Nel 2009 l'eCommerce B2c in Italia, inteso come il totale delle
vendite realizzate da siti italiani, è stimato poco sopra ai 5,8
miliardi di euro, dato stabile rispetto al 2008 (+1%). La
recessione gioca a favore dell'e-commerce. Nel 2009 cresce il
numero di ordini (+13%), il fatturato cresce di un solo punto
percentuale, ma si riduce del 10% lo scontrino medio. Più
allineata alla media europea la spesa annua per Web shopper (800
euro) , mentre è ancora basso il numero di consumatori online
(circa 8 milioni) rispetto agli utenti Internet.
In particolare è in forte crescita la vendita online di
Abbigliamento (+42%), l'Editoria, musica ed audiovisivi
registra un +17%, mentre si riduce il Turismo (-3%), che
rappresenta il 51% del valore dell'eCommerce in Italia,
confermandosi il primo settore in assoluto. Rimane comunque
prevalente in Italia la vendita di servizi (66%) rispetto alla
vendita di prodotti (34%), in contro-fase rispetto ai mercati
esteri.
Questa la fotografia tracciata dall'Osservatorio Netcomm –
School of Management del Politecnico di Milano giunto alla nona
edizione, presentata a Milano nel corso di un incontro dal titolo
"eCommerce 2009: segnali positivi, nonostante la crisi"
organizzato dall'Osservatorio eCommerce B2c Netcomm – School of
Management del Politecnico di Milano (www.osservatori.net).
Durante il Convegno sono stati presentati i risultati della
Ricerca, basata su oltre 200 casi di studio, che fornisce la
valutazione preconsuntiva del mercato italiano
dell'eCommerceB2c nel 2009, oltre al consuntivo del 2008, e
analizza puntualmente tutte le principali evoluzioni strategiche in
atto.
L'eCommerce B2c in Italia, inteso come il totale delle vendite
realizzate da siti italiani, dovrebbe superare di poco i 5,8
miliardi di euro nel 2009 restando sostanzialmente stabile rispetto
al 2008. È la prima volta, a partire dal 1999, che l'eCommerce
B2c nel nostro Paese non cresce con tassi a due cifre. La
sostanziale stabilità del fatturato complessivo è in realtà
l'esito di due fenomeni contrastanti, la crescita nel numero di
ordini (+13%) – e quindi di atti di vendita online – e la
contestuale riduzione del valore medio dello scontrino (-10%). Il
valore aggregato è per altro il risultato di dinamiche molto
diverse tra i singoli operatori. Oltre il 60% dei player analizzati
ha dichiarato un fatturato in crescita nel 2009 e ben due terzi di
questi con tassi superiori al 20%. Solo 1 operatore su 5 presenta
un fatturato in calo e solo nel 4% dei casi la riduzione è
maggiore del 20%.
Disaggregando a livello di macro-aree, le vendite di
"prodotti" B2c – informatica ed elettronica di consumo,
libri, abbigliamento, alimentari – aumenteranno del 17% circa
superando gli 1,1 miliardi di euro, mentre le vendite dei
principali "servizi" – biglietti, viaggi, assicurazioni –
chiuderanno il 2009 a circa 3,5 miliardi di euro, in calo del 2%.

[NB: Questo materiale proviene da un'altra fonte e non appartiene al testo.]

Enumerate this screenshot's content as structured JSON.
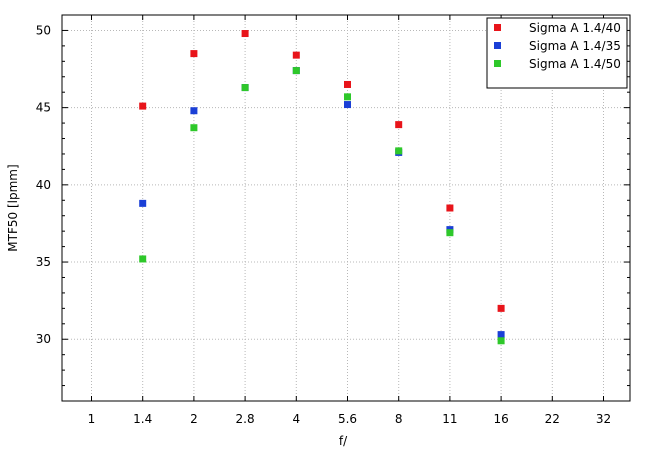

Positivo, sia per i prodotti che per i servizi, è l'andamento
del numero di ordini evasi che cresce del 20% e del 10% circa,
rispettivamente, mentre si riduce del 10% lo scontrino medio nei
servizi. Luci e ombre sull'insieme dei settori minori, in calo
complessivamente del 4% circa rispetto al 2008: vi sono comparti
con andamenti positivi (ad esempio il Made in Italy, le ricariche
telefoniche, il ticketing) e altri che fanno registrare una
flessione (ad esempio le vendite nel canale consumer to consumer).
Se si analizzano più puntualmente l'andamento delle vendite
all'interno dei principali comparti merceologici, quello con il
tasso di crescita più elevato è l'Abbigliamento con un +42%
rispetto al 2008.
"Nonostante la sostanziale stabilità del mercato eCommerce –
ha dichiarato Alessandro Perego, Responsabile Scientifico
dell'Osservatorio eCommerce B2c di Netcomm e School of
Management del Politecnico di Milano – nel 2009 verranno
evasi oltre 21 milioni di ordini, il 13% in più rispetto al 2008.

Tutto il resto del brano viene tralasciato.